So he set off and went to his father. But while he was still far off, his father saw him and was filled with compassion; he ran and put his arms around him and kissed him. Luke 15:20
The elder brother had every right to be stunned at the sudden turn of events. The younger brother arrogantly had demanded his inheritance in advance of their father's death. Their father was sorely grieved, but had agreed. The portion his brother took had depleted the family's wealth and removed assets that might have continued to appreciate prior to their father's death and increased the elder brother's eventual inheritance. Now his penniless brother had returned and his father had lavished him with gifts and thrown a party in his honor. Not only that, but the party started before the elder brother had even returned home from work. Why had he not been consulted? Why was his love, loyalty and hard work not recognized in a similar way? Or in any way, come to think of it? No, he was left standing on the outside looking in as if he didn't matter at all.
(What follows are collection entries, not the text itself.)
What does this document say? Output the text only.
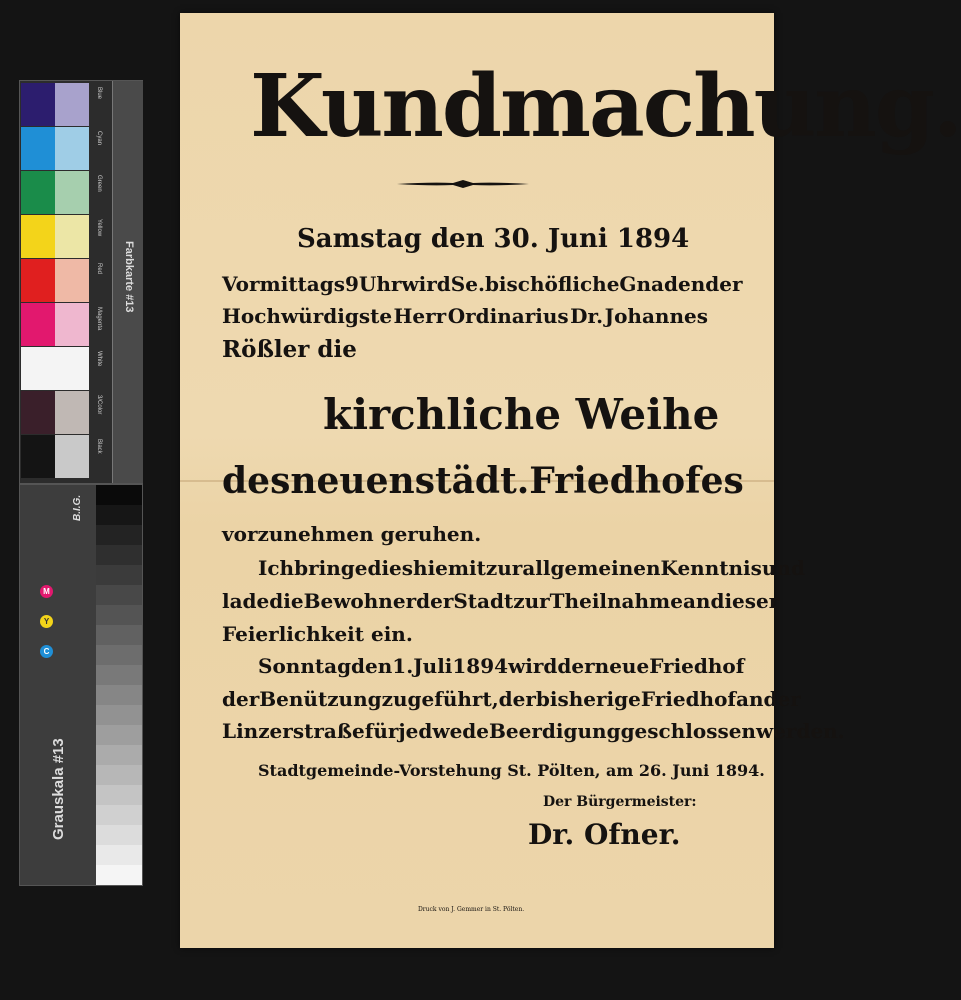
Blue
Cyan
Green
Yellow
Red
Magenta
White
3/Color
Black
Farbkarte #13
Grauskala #13
B.I.G.
M
Y
C
Kundmachung.
Samstag den 30. Juni 1894
Vormittags 9 Uhr wird Se. bischöfliche Gnaden der
Hochwürdigste Herr Ordinarius Dr. Johannes
Rößler die
kirchliche Weihe
des neuen städt. Friedhofes
vorzunehmen geruhen.
Ich bringe dies hiemit zur allgemeinen Kenntnis und
lade die Bewohner der Stadt zur Theilnahme an dieser
Feierlichkeit ein.
Sonntag den 1. Juli 1894 wird der neue Friedhof
der Benützung zugeführt, der bisherige Friedhof an der
Linzerstraße für jedwede Beerdigung geschlossen werden.
Stadtgemeinde-Vorstehung St. Pölten, am 26. Juni 1894.
Der Bürgermeister:
Dr. Ofner.
Druck von J. Gemmer in St. Pölten.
His father had come out and tried to explain it. Your brother was lost, but has been found, has returned. It is a time to rejoice. Come on in and join the celebration, he said. I have love enough for both of you because you are my sons. Everything I have I share with you. As he remained in the darkness outside looking in, the elder brother pondered the implication: My father's love is his to share. He loves his sons because we are his sons, regardless of what we do or say. Merit is irrelevant. All that he has he will share with his sons, but my father will lavish gifts as it suits him.
Did the elder brother join in the celebration and reconciliation? Or did he remain outside looking in? I wonder.